When asked what he’s noticed since the beginning of the pandemic and physical distancing, Corcoran said that user activity is “way up” which people are participating in “stay-at-home” themed computer game development jams. He summarized the community response by saying:
Game developers are equipped to try and do that by sharing their work, which happens to be something people can do while staying reception and access through their computers.”
RISKS AND OUTCOMES
While video games could also be useful for battling isolation, there are some potential risks. As communications scholars Kishonna Gray and Emma Vossen have noted, online spaces are often incredibly toxic, particularly for players from marginalized communities.

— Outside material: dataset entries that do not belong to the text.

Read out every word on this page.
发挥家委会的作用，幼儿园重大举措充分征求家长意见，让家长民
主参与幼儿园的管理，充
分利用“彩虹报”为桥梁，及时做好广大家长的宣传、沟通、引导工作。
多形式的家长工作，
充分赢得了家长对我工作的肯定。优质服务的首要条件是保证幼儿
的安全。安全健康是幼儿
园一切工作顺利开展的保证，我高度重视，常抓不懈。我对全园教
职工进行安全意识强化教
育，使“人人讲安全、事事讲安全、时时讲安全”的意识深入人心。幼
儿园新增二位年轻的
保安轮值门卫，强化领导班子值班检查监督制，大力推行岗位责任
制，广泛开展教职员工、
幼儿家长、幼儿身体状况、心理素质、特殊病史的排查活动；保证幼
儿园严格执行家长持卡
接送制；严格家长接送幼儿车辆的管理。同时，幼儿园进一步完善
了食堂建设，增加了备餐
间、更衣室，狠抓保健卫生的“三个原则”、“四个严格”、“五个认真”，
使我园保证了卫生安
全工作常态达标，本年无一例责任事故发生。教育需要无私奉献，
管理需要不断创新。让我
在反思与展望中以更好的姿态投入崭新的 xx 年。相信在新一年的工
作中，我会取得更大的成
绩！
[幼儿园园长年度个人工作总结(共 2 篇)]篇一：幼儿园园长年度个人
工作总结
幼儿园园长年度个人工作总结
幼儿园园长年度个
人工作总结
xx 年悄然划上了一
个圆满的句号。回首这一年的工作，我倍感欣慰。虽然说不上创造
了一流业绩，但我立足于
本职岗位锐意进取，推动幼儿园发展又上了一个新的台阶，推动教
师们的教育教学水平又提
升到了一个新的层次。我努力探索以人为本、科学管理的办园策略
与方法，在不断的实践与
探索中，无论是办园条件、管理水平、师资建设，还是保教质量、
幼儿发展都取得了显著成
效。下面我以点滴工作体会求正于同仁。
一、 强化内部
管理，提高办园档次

More time spent online, therefore, runs the danger of increased exposure to toxicity. While online harassment could be a serious issue for adults, it’s potentially worse for younger players. In an email exchange, Rachel Kowert, supervisor of Take This (a mental state and video games resource organization), notes that oldsters of young children, particularly, should “take advantage of the assorted parental controls regarding chat, by turning off the chat completely or by only letting them connect and chat with people they know in their offline lives.”
Another potential concern for fogeys is also increased in-game purchases, like loot boxes, downloadable content, or microtransactions. For adults, increased stress can even cause increased game-related spending, including impulse purchases. So as to stay purchases in check, players should consider tracking spending or disabling in-app or in-game purchases.